Published: 20 September 2013

Abstract

Background

Development of the commercial genomics sector within the biotechnology industry relied heavily on the scientific commons, public funding, and technology transfer between academic and industrial research. This study tracks financial and intellectual property data on genomics firms from 1990 through 2004, thus following these firms as they emerged in the era of the Human Genome Project and through the 2000 to 2001 market bubble.

Methods

A database was created based on an early survey of genomics firms, which was expanded using three web-based biotechnology services, scientific journals, and biotechnology trade and technical publications.
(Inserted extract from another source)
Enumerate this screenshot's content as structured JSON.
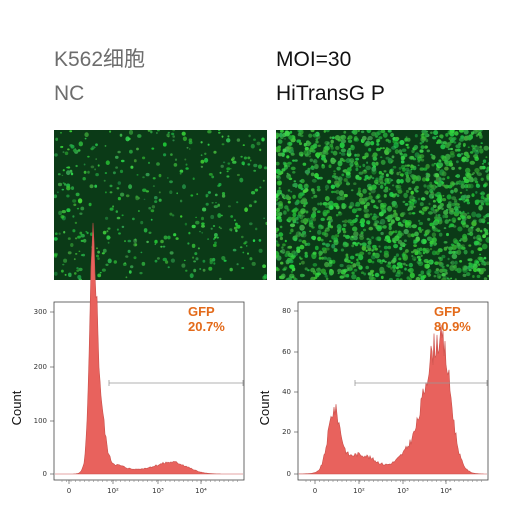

Financial data for publicly traded firms was collected through the use of four databases specializing in firm financials. Patent searches were conducted using firm names in the US Patent and Trademark Office website search engine and the DNA Patent Database.

Results

A biotechnology subsector of genomics firms emerged in parallel to the publicly funded Human Genome Project. Trends among top firms show that hiring, capital improvement, and research and development expenditures continued to grow after a 2000 to 2001 bubble. The majority of firms are small businesses with great diversity in type of research and development, products, and services provided. Over half the public firms holding patents have the majority of their intellectual property portfolio in DNA-based patents.

Conclusions

These data allow estimates of investment, research and development expenditures, and jobs that paralleled the rise of genomics as a sector within biotechnology between 1990 and 2004.